Nuclear generators Entergy, Exelon, and Constellation stood to be significant beneficiaries, it said.
Fear ? Then they aren't scientists, and they have proven absolutely nothing regarding the human contribution to global climate change...
And all the while, a forlorn Yucca Mountain sits empty. It's sad really...
But if we huddle together for warmth, eat vegetarian, and ride bicycles, then we won't need to burn anything! Won't the world be wonderful?
Yay!
No, won't happen. The moonbats and enviro-nazis will do what they have been doing for thirty years -- sue, sue, sue. In the meantime the landscape will be visually polluted with ugly wind turbines that specialize in chopping up birds, and with solar arrays that occupy large swarths of land, are terribly inefficient, only operate during daylight and provide a fraction of the power demand. But to the nut whackos, that's the way society must go.
Lousy premise alert.
Whatever. If the solution is to go nuclear, I prepared not to argue with the left on this nonsense.

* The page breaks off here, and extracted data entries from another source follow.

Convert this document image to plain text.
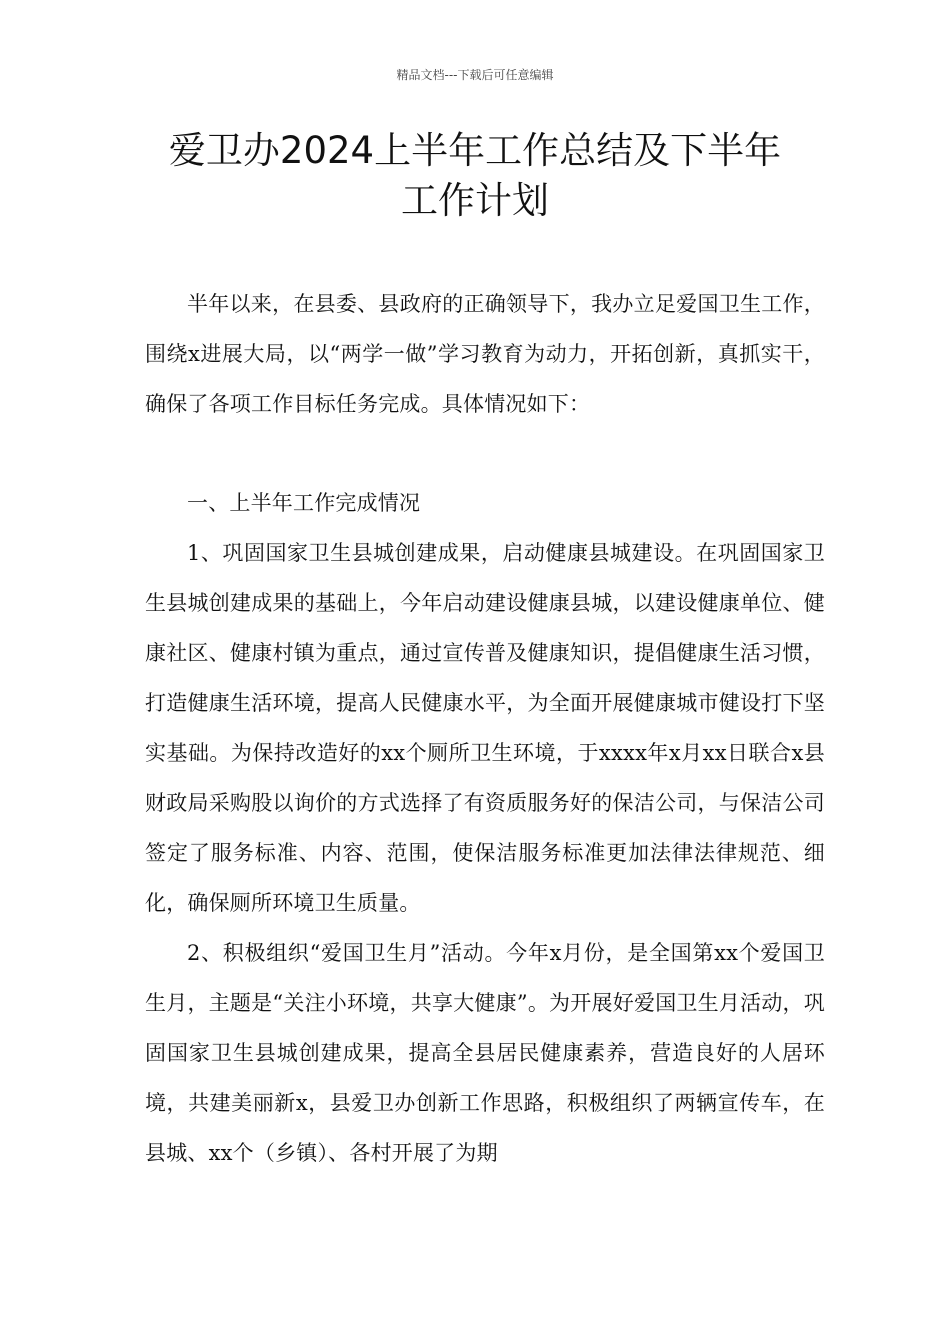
精品文档---下载后可任意编辑
爱卫办2024上半年工作总结及下半年
工作计划

半年以来，在县委、县政府的正确领导下，我办立足爱国卫生工作，围绕x进展大局，以“两学一做”学习教育为动力，开拓创新，真抓实干，确保了各项工作目标任务完成。具体情况如下：

一、上半年工作完成情况

1、巩固国家卫生县城创建成果，启动健康县城建设。在巩固国家卫生县城创建成果的基础上，今年启动建设健康县城，以建设健康单位、健康社区、健康村镇为重点，通过宣传普及健康知识，提倡健康生活习惯，打造健康生活环境，提高人民健康水平，为全面开展健康城市健设打下坚实基础。为保持改造好的xx个厕所卫生环境，于xxxx年x月xx日联合x县财政局采购股以询价的方式选择了有资质服务好的保洁公司，与保洁公司签定了服务标准、内容、范围，使保洁服务标准更加法律法律规范、细化，确保厕所环境卫生质量。

2、积极组织“爱国卫生月”活动。今年x月份，是全国第xx个爱国卫生月，主题是“关注小环境，共享大健康”。为开展好爱国卫生月活动，巩固国家卫生县城创建成果，提高全县居民健康素养，营造良好的人居环境，共建美丽新x，县爱卫办创新工作思路，积极组织了两辆宣传车，在县城、xx个（乡镇）、各村开展了为期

So can we say the the anti-nuke folk of the 60's and 70's were key contributors to global warming?
The "solution", according to the story, is an energy tax. I agree nuclear is a very good idea, but I don't think taxing everything else is the way to get there.
Isn't that a photo of where they used to keep the StarGate? :)
Those same states had better be bracing for a precipitous decline in business presence and jobs as businesses leave the state in droves. Already happening in CA.
SciFi cancelled the show, right about the time they ran the 200th episode.
We CAN say that, not because it's true, but if it gets the enviro-wackos to start fighting with each other, it's a good thing.
What?!!!!
My reaction as well. I found out last week when I read a comment in, of all things, a comic strip. Turns out, there are threads about it here on FR; just search SG-1.
IMO, the show had just founds its legs again with the revised cast. But... the SciFi Channel has other priorities - such as Who Wants To Be a Superhero. *sigh*
That's sad. I even enjoyed the reruns. I liked Jack Carter; his off beat sense of humor made the show watchable.